Good Grape: You do most of your work out of the Central Coast, a relatively new wine making region, where you’re pushing the progressive envelope. Thoughts on that progressiveness relative to Sonoma and Napa, more mature wine regions?
Philip Muzzy / Proof Wine Collective: All design is beholden to its context. While it’s true that the Central Coast gives us some leeway, if the question was, “If Proof were in Napa would what we do look the same,” that answer would be no. We’re not in the business of making things crazy, but we’re also not into being safe. We’re about making things that are appropriate and unexpected. Our clients have flexibility and that allows us to have flexibility. (In correspondence) You termed our designs as “fresh” and “edgy” and that’s part and parcel of the wines we work with and their appellations. In Napa, Proof would still be “fresh” but would feel familiar in a different way.
Good Grape: Do you consider the art aspect and permanence of a bottle after drinking, aside from the pull of a good label on the shelf?
Philip Muzzy / Proof Wine Collective: Wine itself has permanence. A wine must be able to maintain constant relevance because it could potentially be consumed in 20 years. This is a part of the culture of wine, that it’s about sharing a moment of history. It’s like Mouton Rothschild, by featuring a different world-famous artist on their label every year they’re saying: “every vintage of our wine is a unique expression of our history, and this is the level of experience you should expect from what we’ve made.” They’ve been able to maintain a permanence and relevance not simply because of their first growth status, but also because they’re able to deliver on that promise. We approach the work that we do with a similar level of seriousness and far-sightedness. We are always looking to make a lasting impression and work with producers that we believe can deliver that as well. It is the coming together of experience and expectation into a surprising new whole that makes a bottle art, and not the package alone.
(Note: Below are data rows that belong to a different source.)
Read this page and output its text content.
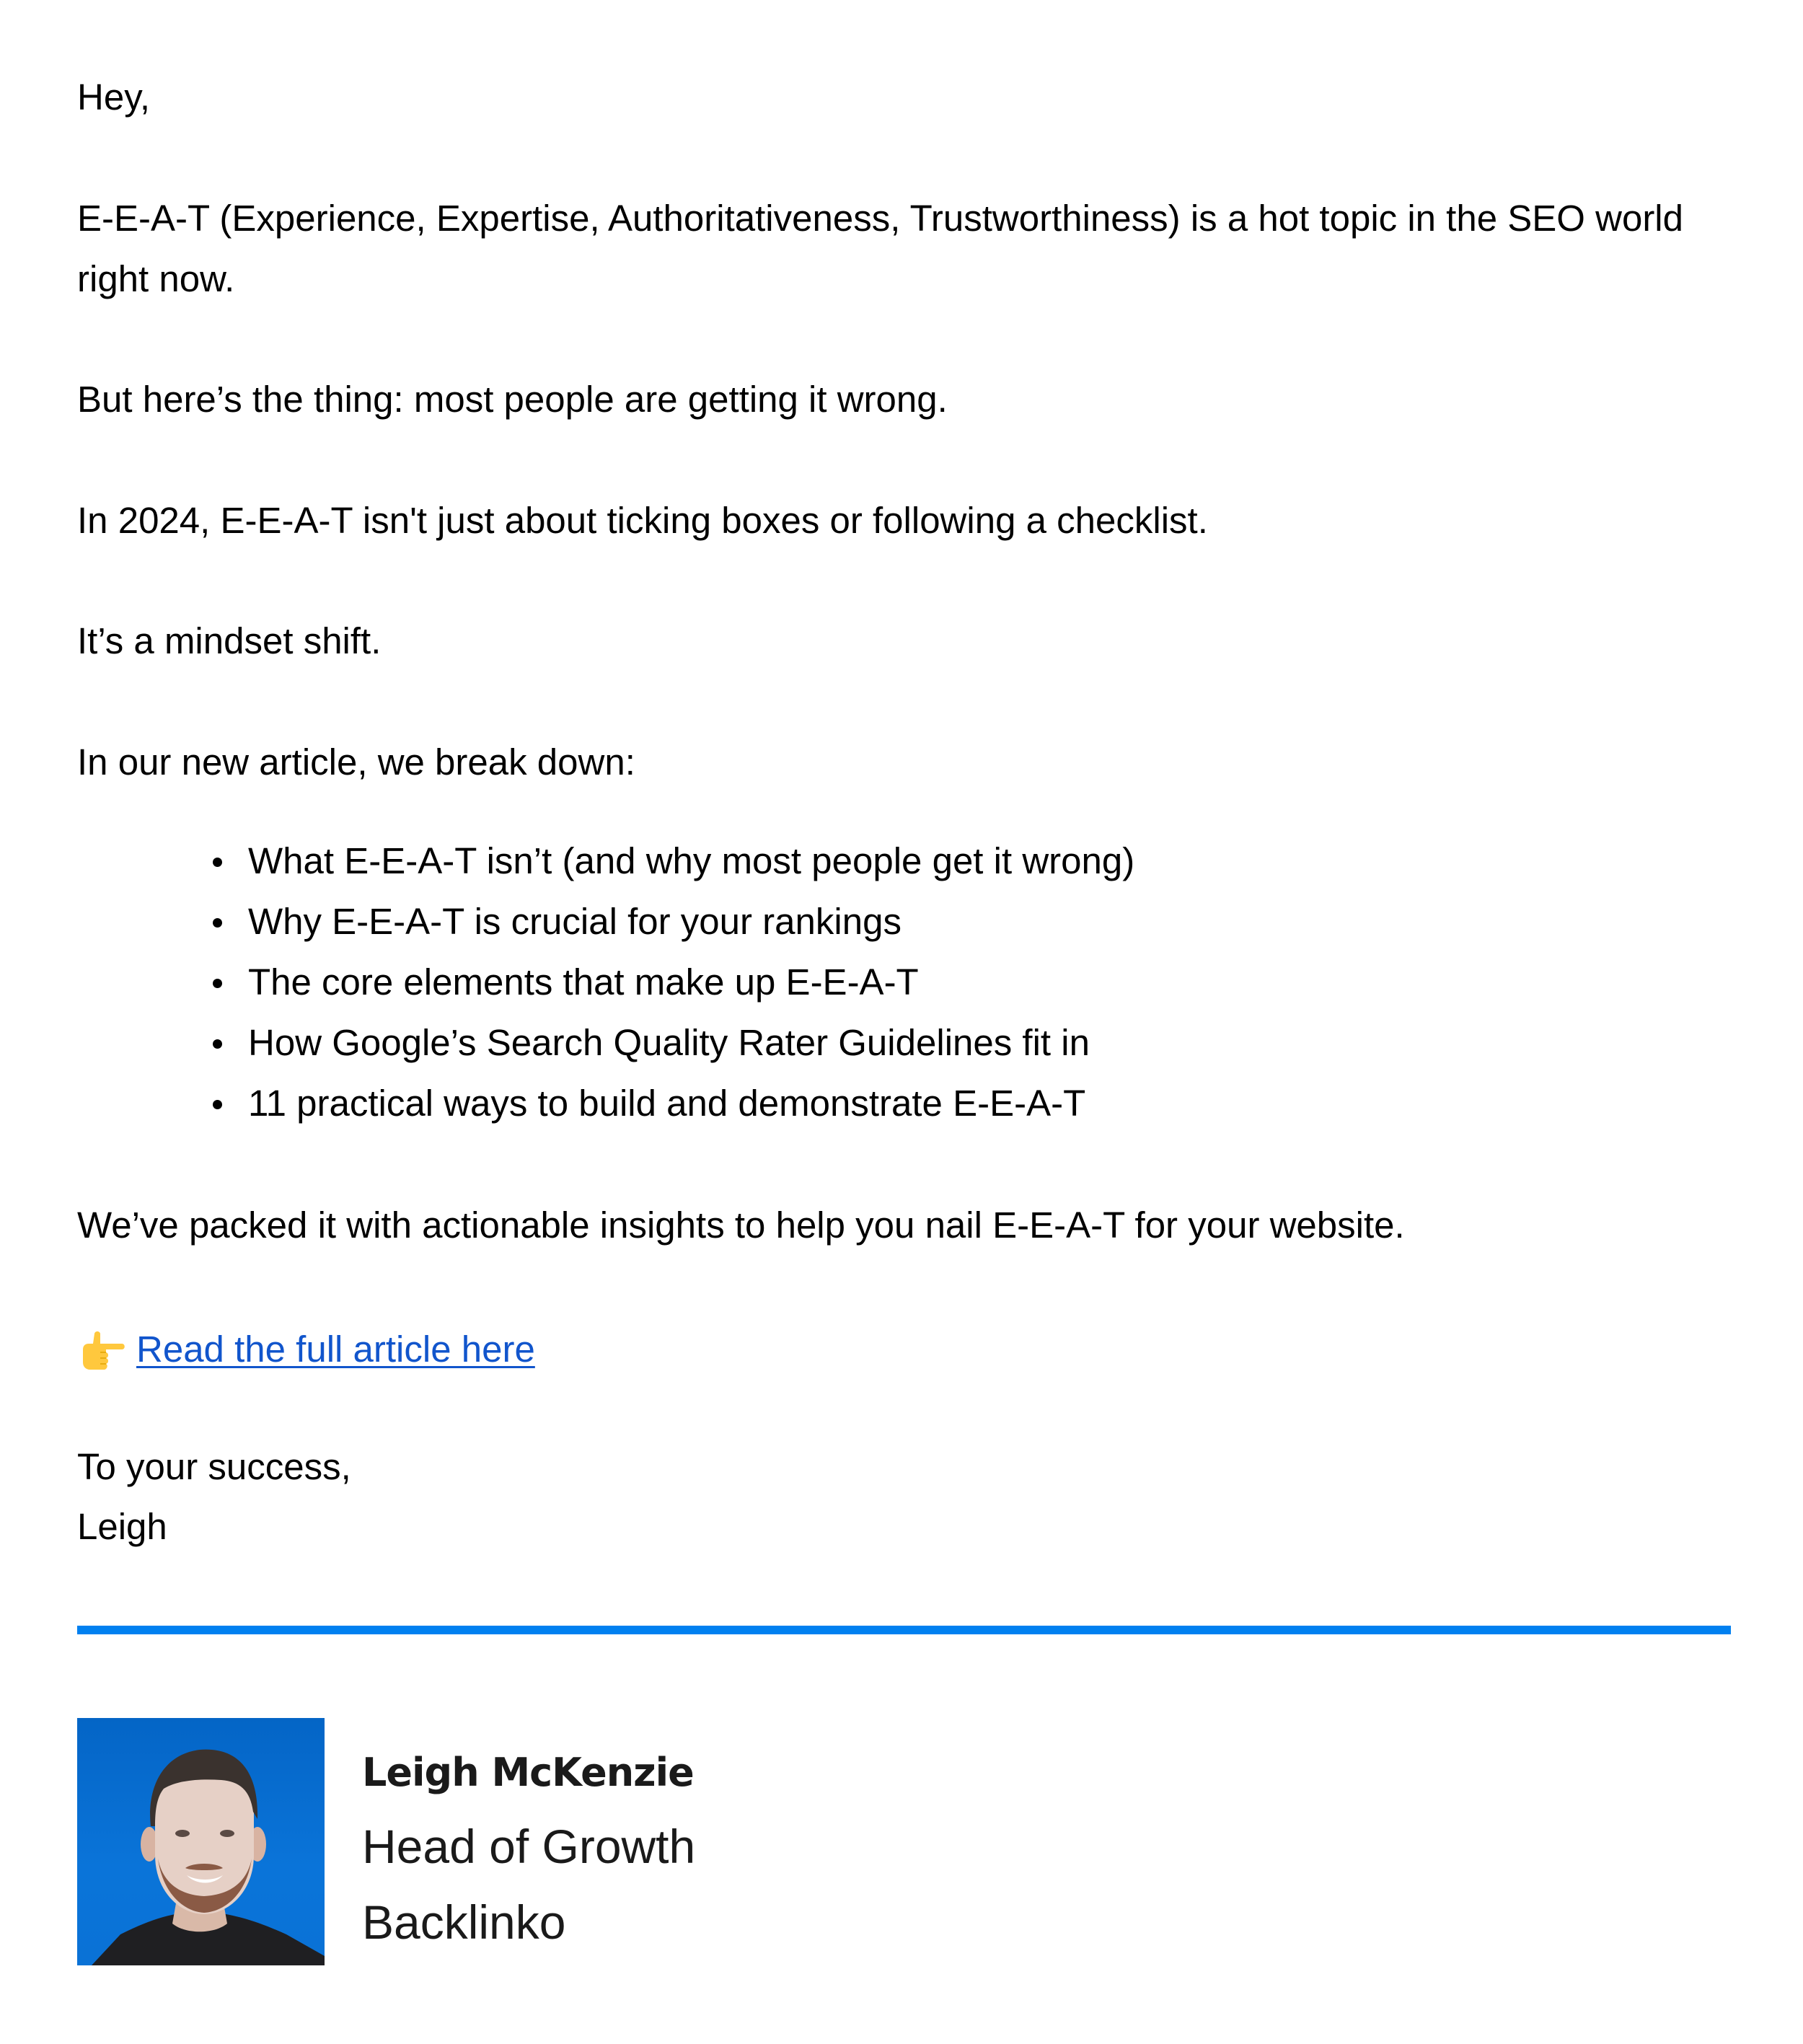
Hey,

E-E-A-T (Experience, Expertise, Authoritativeness, Trustworthiness) is a hot topic in the SEO world right now.

But here’s the thing: most people are getting it wrong.

In 2024, E-E-A-T isn't just about ticking boxes or following a checklist.

It’s a mindset shift.

In our new article, we break down:

What E-E-A-T isn’t (and why most people get it wrong)
Why E-E-A-T is crucial for your rankings
The core elements that make up E-E-A-T
How Google’s Search Quality Rater Guidelines fit in
11 practical ways to build and demonstrate E-E-A-T

We’ve packed it with actionable insights to help you nail E-E-A-T for your website.

Read the full article here

To your success,

Leigh

Leigh McKenzie
Head of Growth
Backlinko
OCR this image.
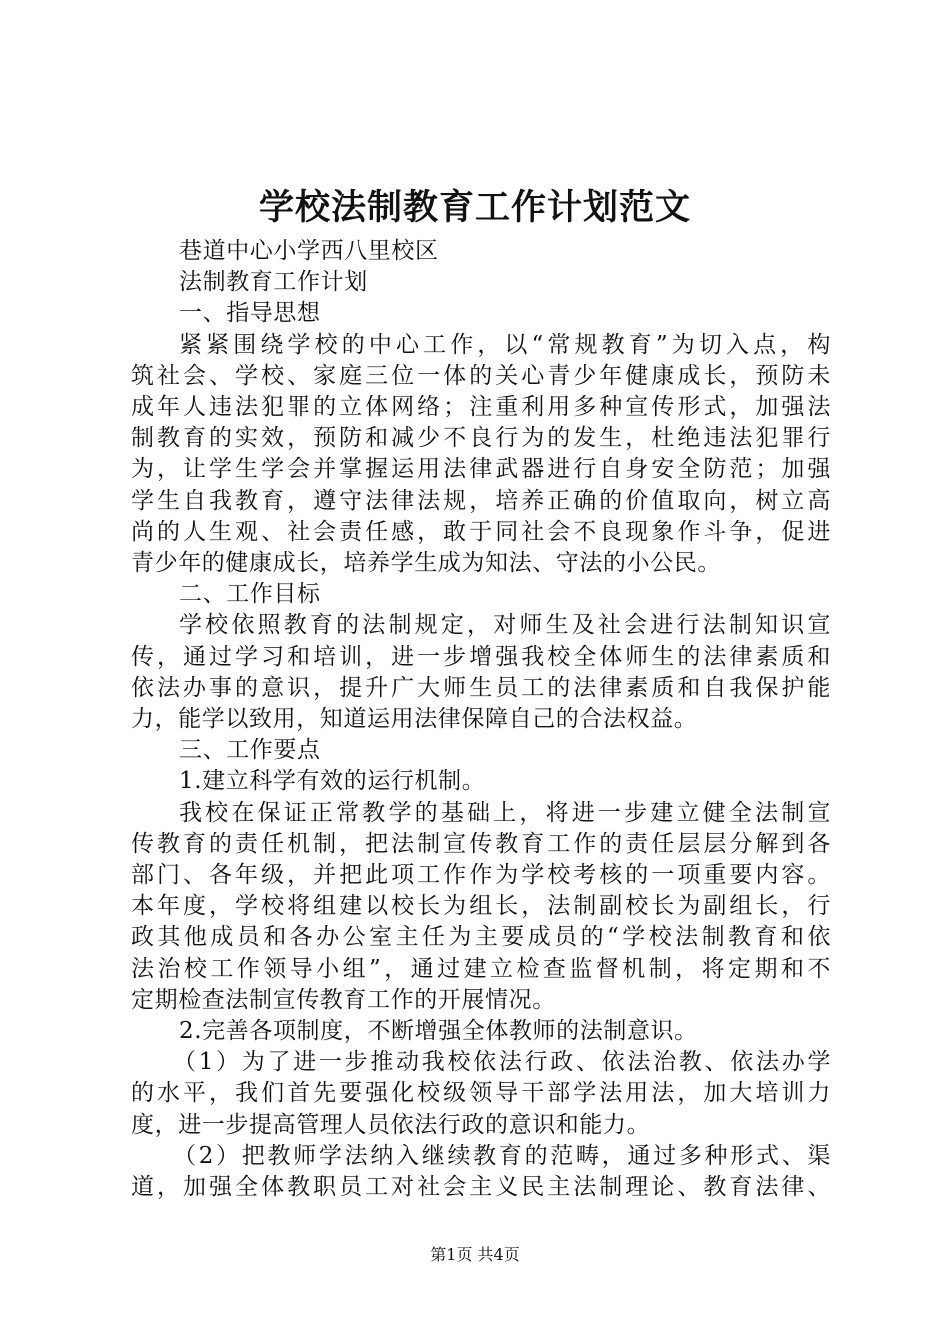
学校法制教育工作计划范文
巷道中心小学西八里校区
法制教育工作计划
一、指导思想
紧紧围绕学校的中心工作，以“常规教育”为切入点，构
筑社会、学校、家庭三位一体的关心青少年健康成长，预防未
成年人违法犯罪的立体网络；注重利用多种宣传形式，加强法
制教育的实效，预防和减少不良行为的发生，杜绝违法犯罪行
为，让学生学会并掌握运用法律武器进行自身安全防范；加强
学生自我教育，遵守法律法规，培养正确的价值取向，树立高
尚的人生观、社会责任感，敢于同社会不良现象作斗争，促进
青少年的健康成长，培养学生成为知法、守法的小公民。
二、工作目标
学校依照教育的法制规定，对师生及社会进行法制知识宣
传，通过学习和培训，进一步增强我校全体师生的法律素质和
依法办事的意识，提升广大师生员工的法律素质和自我保护能
力，能学以致用，知道运用法律保障自己的合法权益。
三、工作要点
1.建立科学有效的运行机制。
我校在保证正常教学的基础上，将进一步建立健全法制宣
传教育的责任机制，把法制宣传教育工作的责任层层分解到各
部门、各年级，并把此项工作作为学校考核的一项重要内容。
本年度，学校将组建以校长为组长，法制副校长为副组长，行
政其他成员和各办公室主任为主要成员的“学校法制教育和依
法治校工作领导小组”，通过建立检查监督机制，将定期和不
定期检查法制宣传教育工作的开展情况。
2.完善各项制度，不断增强全体教师的法制意识。
（1）为了进一步推动我校依法行政、依法治教、依法办学
的水平，我们首先要强化校级领导干部学法用法，加大培训力
度，进一步提高管理人员依法行政的意识和能力。
（2）把教师学法纳入继续教育的范畴，通过多种形式、渠
道，加强全体教职员工对社会主义民主法制理论、教育法律、
第1页 共4页
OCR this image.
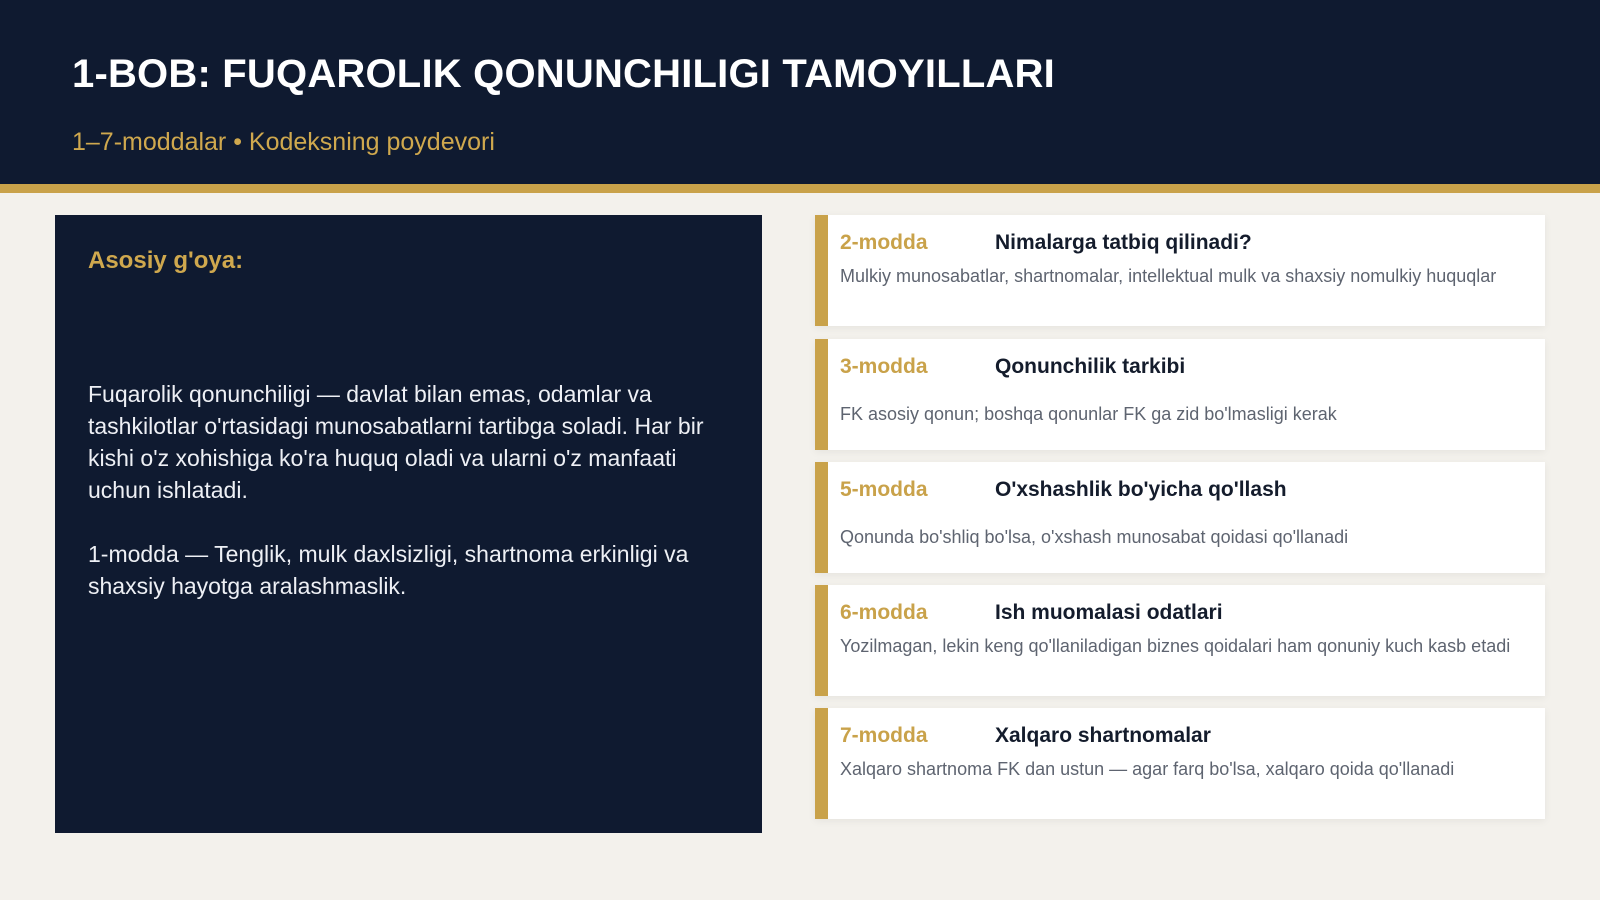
1-BOB: FUQAROLIK QONUNCHILIGI TAMOYILLARI
1–7-moddalar • Kodeksning poydevori
Asosiy g'oya:

Fuqarolik qonunchiligi — davlat bilan emas, odamlar va tashkilotlar o'rtasidagi munosabatlarni tartibga soladi. Har bir kishi o'z xohishiga ko'ra huquq oladi va ularni o'z manfaati uchun ishlatadi.

1-modda — Tenglik, mulk daxlsizligi, shartnoma erkinligi va shaxsiy hayotga aralashmaslik.

2-modda	Nimalarga tatbiq qilinadi?
Mulkiy munosabatlar, shartnomalar, intellektual mulk va shaxsiy nomulkiy huquqlar
3-modda	Qonunchilik tarkibi
FK asosiy qonun; boshqa qonunlar FK ga zid bo'lmasligi kerak
5-modda	O'xshashlik bo'yicha qo'llash
Qonunda bo'shliq bo'lsa, o'xshash munosabat qoidasi qo'llanadi
6-modda	Ish muomalasi odatlari
Yozilmagan, lekin keng qo'llaniladigan biznes qoidalari ham qonuniy kuch kasb etadi
7-modda	Xalqaro shartnomalar
Xalqaro shartnoma FK dan ustun — agar farq bo'lsa, xalqaro qoida qo'llanadi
Good Grape: Like an artist, do you feel like your body of work says “something?” Do you want it to speak to somebody as a statement or an evolution?
Philip Muzzy / Proof Wine Collective: We think of our work as an evolution. We approach every project with special attention on empathy for the end consumer. For instance, take $5 wines. A lot of our friends drink cheap wine and sometimes we do too. When Proof was starting, we never thought we’d be making labels for $5 wines. Yet we do it today because novice wine drinkers and price sensitive consumers are so marginalized by the industry at large. These consumers need advocates working inside the system; we hope to be those advocates. As Proof continues to evolve, we are actively seeking out these sympathy gaps in the industry and trying to fix them.
Good Grape: In the pantheon of design what’s more important to you – striking visual or typography?
Philip Muzzy / Proof Wine Collective: We respect both schools of thought. We switch back and forth depending on the needs of the project. Neither visuals nor typography can give you everything you need, and neither is fundamentally necessary to tell a story (for instance Chapoutier’s use of braille on his labels). The most important part of design is communicating a message in a way that incites action and frames an experience. That should be done by any means possible.
Good Grape: Thanks for taking the time to chat guys. Your work is really fresh. Keep on pushing boundaries.